Men are generally at greater risk for cardiovascular disease than are premenopausal women, particularly with regard to enhanced progression of hypertension and loss of renal function. Despite these gender differences in the progression of hypertension and renal disease in man and animals, the mechanisms responsible are unknown. Our current research is involved with the mechanisms by which sex steroids affect blood pressure and renal hemodynamics. We have evidence that androgens, the renin-angiotensin system and oxidative stress all play important roles in the higher blood pressure in males and in the kidney damage associated with hypertension. The mechanisms by which androgens could increase blood pressure are not known. We hypothesize that androgens increase arterial pressure by causing a hypertensive shift in the pressure-natriuresis relationship either by having a direct effect to increase proximal tubular sodium and water reabsorption or by activation of the renin-angiotensin system (RAS).
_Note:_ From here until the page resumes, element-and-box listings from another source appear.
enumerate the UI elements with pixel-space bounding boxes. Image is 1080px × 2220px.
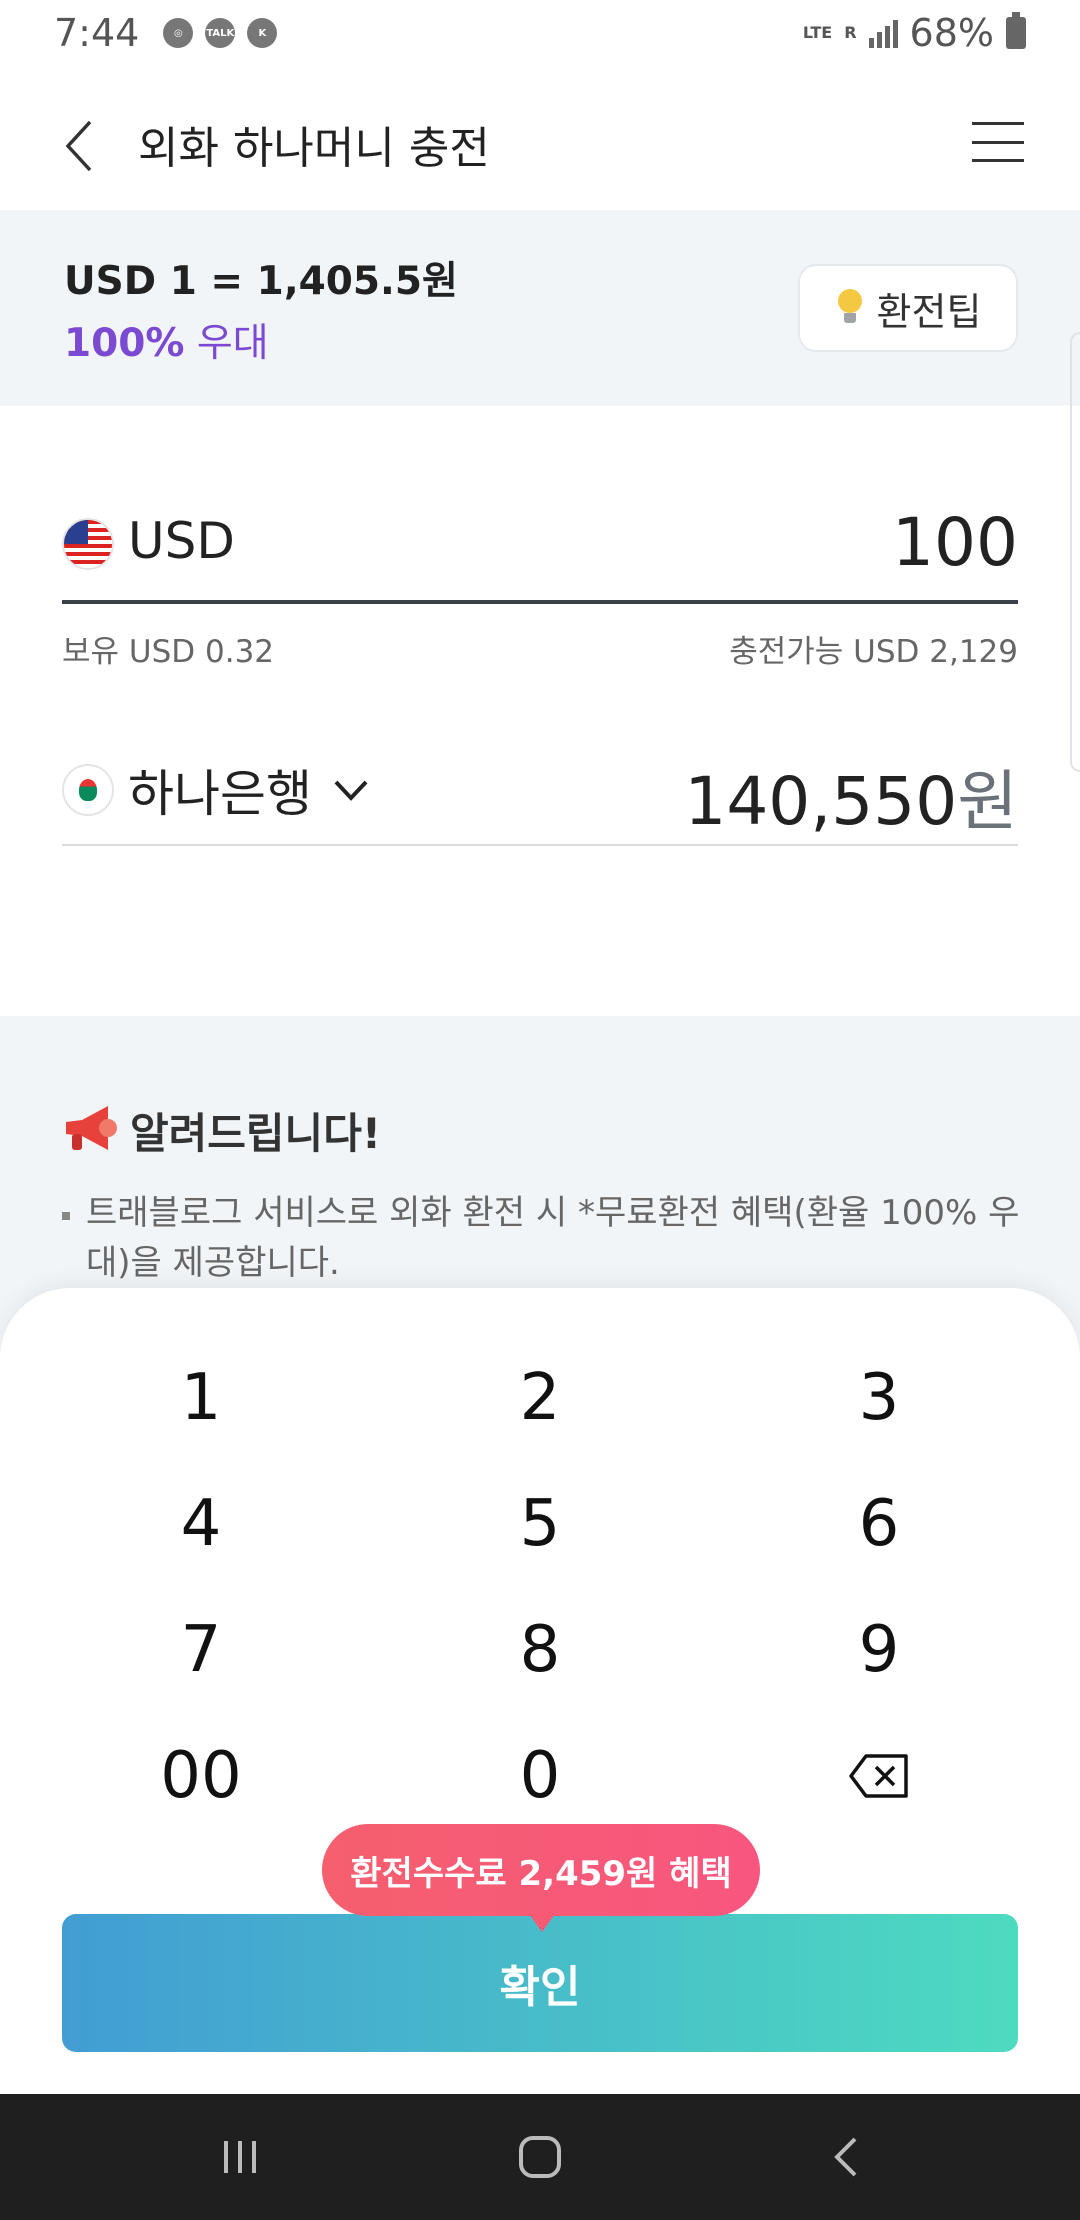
currency-code: USD	[128, 512, 235, 570]
key-5[interactable]: 5	[371, 1464, 709, 1584]
exchange-rate: USD 1 = 1,405.5원	[64, 259, 458, 304]
key-2[interactable]: 2	[371, 1338, 709, 1458]
usd-amount-input[interactable]: USD 100	[62, 500, 1018, 604]
home-button[interactable]	[510, 2132, 570, 2182]
chevron-down-icon[interactable]	[330, 770, 372, 810]
key-0[interactable]: 0	[371, 1716, 709, 1836]
rate-benefit: 100% 우대	[64, 312, 269, 368]
battery-icon	[1006, 12, 1026, 49]
app-header: 외화 하나머니 충전	[0, 90, 1080, 200]
won-amount-value: 140,550	[684, 763, 958, 840]
side-scroll-indicator	[1070, 332, 1080, 772]
benefit-label: 우대	[184, 321, 269, 366]
notice-bullet	[62, 1212, 70, 1220]
system-nav-bar	[0, 2094, 1080, 2220]
menu-button[interactable]	[972, 122, 1024, 162]
fee-benefit-badge: 환전수수료 2,459원 혜택	[322, 1824, 760, 1932]
status-right: LTE R 68%	[803, 11, 1026, 55]
key-1[interactable]: 1	[32, 1338, 370, 1458]
recent-apps-icon	[224, 2141, 256, 2173]
talk-icon: TALK	[205, 18, 236, 48]
exchange-tip-label: 환전팁	[876, 289, 982, 334]
key-7[interactable]: 7	[32, 1590, 370, 1710]
exchange-tip-button[interactable]: 환전팁	[798, 264, 1018, 352]
system-back-icon	[834, 2137, 857, 2177]
system-back-button[interactable]	[816, 2132, 876, 2182]
recent-apps-button[interactable]	[210, 2132, 270, 2182]
key-9[interactable]: 9	[710, 1590, 1048, 1710]
holding-balance: 보유 USD 0.32	[62, 634, 275, 670]
bank-row: 하나은행 140,550원	[62, 740, 1018, 846]
roaming-indicator: R	[844, 23, 857, 42]
status-time: 7:44	[54, 11, 140, 55]
network-type: LTE	[802, 23, 833, 42]
amount-value: 100	[892, 504, 1018, 581]
us-flag-icon	[62, 518, 114, 570]
hana-bank-logo-icon	[62, 764, 114, 816]
key-8[interactable]: 8	[371, 1590, 709, 1710]
status-bar: 7:44 ◎ TALK K LTE R 68%	[0, 0, 1080, 66]
notice-title: 알려드립니다!	[130, 1109, 381, 1158]
backspace-icon	[849, 1754, 908, 1798]
bank-name[interactable]: 하나은행	[128, 754, 312, 826]
back-arrow-icon	[65, 120, 92, 172]
notification-icon: K	[247, 18, 278, 48]
backspace-key[interactable]	[710, 1716, 1048, 1836]
key-00[interactable]: 00	[32, 1716, 370, 1836]
lightbulb-icon	[835, 289, 865, 327]
megaphone-icon	[66, 1106, 117, 1150]
confirm-button[interactable]: 확인	[62, 1914, 1018, 2052]
globe-icon: ◎	[163, 18, 194, 48]
notice-body: 트래블로그 서비스로 외화 환전 시 *무료환전 혜택(환율 100% 우대)을…	[86, 1193, 1020, 1283]
key-6[interactable]: 6	[710, 1464, 1048, 1584]
home-icon	[519, 2136, 561, 2178]
chargeable-limit: 충전가능 USD 2,129	[729, 634, 1018, 670]
key-4[interactable]: 4	[32, 1464, 370, 1584]
status-notification-icons: ◎ TALK K	[163, 18, 278, 48]
back-button[interactable]	[54, 118, 104, 174]
key-3[interactable]: 3	[710, 1338, 1048, 1458]
signal-icon	[868, 18, 898, 48]
page-title: 외화 하나머니 충전	[138, 123, 490, 174]
exchange-rate-panel: USD 1 = 1,405.5원 100% 우대 환전팁	[0, 210, 1080, 406]
won-amount: 140,550원	[684, 748, 1018, 844]
won-unit: 원	[957, 763, 1018, 840]
battery-percent: 68%	[909, 11, 994, 55]
benefit-percent: 100%	[64, 321, 185, 366]
hamburger-menu-icon	[972, 122, 1024, 125]
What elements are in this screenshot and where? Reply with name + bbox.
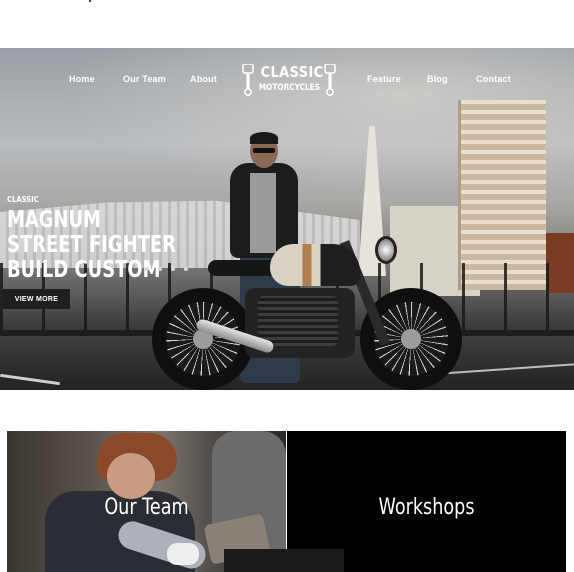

We also hypothesize that the enhanced proximal tubular reabsorption leads to a tubulo-glomerular feedback-mediated afferent vasodilation which in combination with the increase in arterial pressure results in glomerular hypertension and renal injury. Blockade of the RAS prevents the increase in BP in with testosterone.
As mentioned, men are at risk for cardiovascular disease compared to premenopausal
women. However, after menopause, BP in women increases until they exhibit greater
incidence of hypertension than do men. There is controversy regarding the whether
hormone replacement therapy (HRT) reduces blood pressure in post-menopausal
women. Most 24 hr ambulatory blood pressure monitoring studies do not show a
significant reduction in blood pressure with HRT, suggesting loss of estrogen
may not be the only factor involved in post-menopausal increases in BP. We hypothesize
that it may be the post-menopausal lack of estrogen combined with the little
change in testosterone levels that are the mechanisms by which blood pressure
increases in older women. We are beginning experiments to test the hypothesis.